Summary of a KAP survey in Aweil East County-Highlands in 2010

Author(s): Jane Gune

Project Manager (Tearfund DMT South Sudan). Funded by the Canadian International Development Agency.

Extract from ‘KAP Survey Report: Aweil East County-Highlands, Northern Bahr el Ghazal state. November 2010’. By Jane Gune, Project Manager (Tearfund DMT South Sudan). Funded by the Canadian International Development Agency.


The project area in the highlands of Aweil East County has a population of ~124,000 and is a major returnee entry point as the disputed oil rich area of Abyei is to the north. The survey in November 2010 aimed to:

  • assess the knowledge and practices related to healthy living among the targeted population

  • determine the impact of the Tearfund programme by comparing these results to those from the baseline survey of November 2009.

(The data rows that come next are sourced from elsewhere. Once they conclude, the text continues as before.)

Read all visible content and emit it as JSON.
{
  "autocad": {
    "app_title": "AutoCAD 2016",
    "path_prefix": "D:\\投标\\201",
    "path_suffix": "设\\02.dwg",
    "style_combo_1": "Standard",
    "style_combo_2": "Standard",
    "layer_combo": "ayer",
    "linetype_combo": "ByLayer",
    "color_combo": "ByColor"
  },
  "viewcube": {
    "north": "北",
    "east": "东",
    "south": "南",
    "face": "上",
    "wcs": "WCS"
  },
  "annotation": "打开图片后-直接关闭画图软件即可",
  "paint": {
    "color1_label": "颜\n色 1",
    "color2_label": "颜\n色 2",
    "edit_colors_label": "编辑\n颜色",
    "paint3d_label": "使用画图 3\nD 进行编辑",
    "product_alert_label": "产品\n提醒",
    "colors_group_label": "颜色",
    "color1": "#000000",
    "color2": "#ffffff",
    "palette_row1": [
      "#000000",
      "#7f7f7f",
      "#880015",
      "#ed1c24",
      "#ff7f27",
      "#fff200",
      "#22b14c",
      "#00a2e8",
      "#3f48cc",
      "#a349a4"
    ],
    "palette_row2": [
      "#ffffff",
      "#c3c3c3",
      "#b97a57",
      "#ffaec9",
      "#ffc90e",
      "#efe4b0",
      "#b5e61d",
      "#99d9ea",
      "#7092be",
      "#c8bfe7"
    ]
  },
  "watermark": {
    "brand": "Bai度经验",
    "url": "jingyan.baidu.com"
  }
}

120 households (30 clusters of 4 households) were randomly selected. The person interviewed was usually the head of the household.


  • 87.5% of the 120 respondents were from the host community and 12.5% were returnees (i.e. had returned within the last two years).

  • 23.3% were male and 76.7% were female.

  • 15.0% were aged 10 – 18 years, 81.7% were aged 19 – 50 years and 3.3% were aged above 50 years.

Table 1 shows that compared to the previous year, a higher proportion of people benefited from Tearfund services especially in the areas of water, health promotion, latrines and food security.

Water, sanitation and hygiene (WASH)

49.2% of the target population had access to borehole water compared with 42.3% in 2009 and there was an increase in the litres of water utilised/person/day from 13.0 to 14.7 (although this did not reach the SPHERE recommendations of at least 15 litres or the WHO benchmark of 20 litres). In addition:

  • 7.5% of the population had access to a latrine; 0.8% buried their stools and 91.7% disposed of stools in the bush.

  • 87.3 % of the latrines were in use and 71.4% were clean.

  • 17% of the community had latrines under construction.

  • 39.5% of the households gave evidence of using soap in 2010 compared to 37.5% in 2009.


  • Morbidity was estimated at 0.31 persons/household/week. This means that 1 person was sick in every 23 households or 1 in every 137 persons per day.

  • The crude mortality rate was estimated at 0.15/10,000 persons/day and the under-five mortality rate was 0.25/10,000/day.

  • Among young children 77.3% were vaccinated against measles, 73.4% had a BCG scar and 72.8% had completed their tri-vaccine dose against DPT.

  • 75.8% of the population received health messages in 2010 compared to 74.0% in 2009 – see Figure 1.

Knowledge of HIV and AIDS had increased from 41.3% in 2009 to 56.3% in 2010.

Figure 1. A Tearfund health education session.

Food Security

38.3% received food security support from Tearfund in 2010 compared to 1.9% in 2009. When asked what type of food security intervention would be beneficial:

  • 60% of respondents suggested seeds distribution

  • 31.7% suggested tools distribution

  • 15.8% requested ox-ploughs

  • 16.7% opted for training on improved farming methods

  • 14.0% did not know of any solutions to improve food security.

Literacy and Gender

Only 5.8% of the respondents had attained formal education to the level of primary. The majority, 94.2%, did not attend any formal education and therefore were illiterate. The percentage of illiteracy among women was 98.9% compared to 76% among men. In the 5-20 year age group, 32.1% of boys and 58.6% of girls were not attending school.


There was an increase in service delivery to the beneficiaries across different sectors in the programme. The results showed improvement in WASH activities with an increase in the quantity of water used for domestic purposes. Latrine construction and usage was encouraging when compared with previous results. Observation showed that there was a remarkable increase in food security support this year compared to previous years. Health services were delivered successfully with no disease epidemic recorded during the year. Both crude mortality rates and under-fives mortality rates were below the Sphere thresholds for Sub-Saharan Africa and are well controlled. There is a serious education deficit among the population with 94.2% classed as illiterate. More than half of the female children were not attending school, and school dropout rates among girls was alarmingly high as they progressed to the upper classes. There was concern about the huge expected influx of returnees in the area. The influx may reverse the progress made if needs for the services surpass the available resources. More resources will be required to meet the increased demand.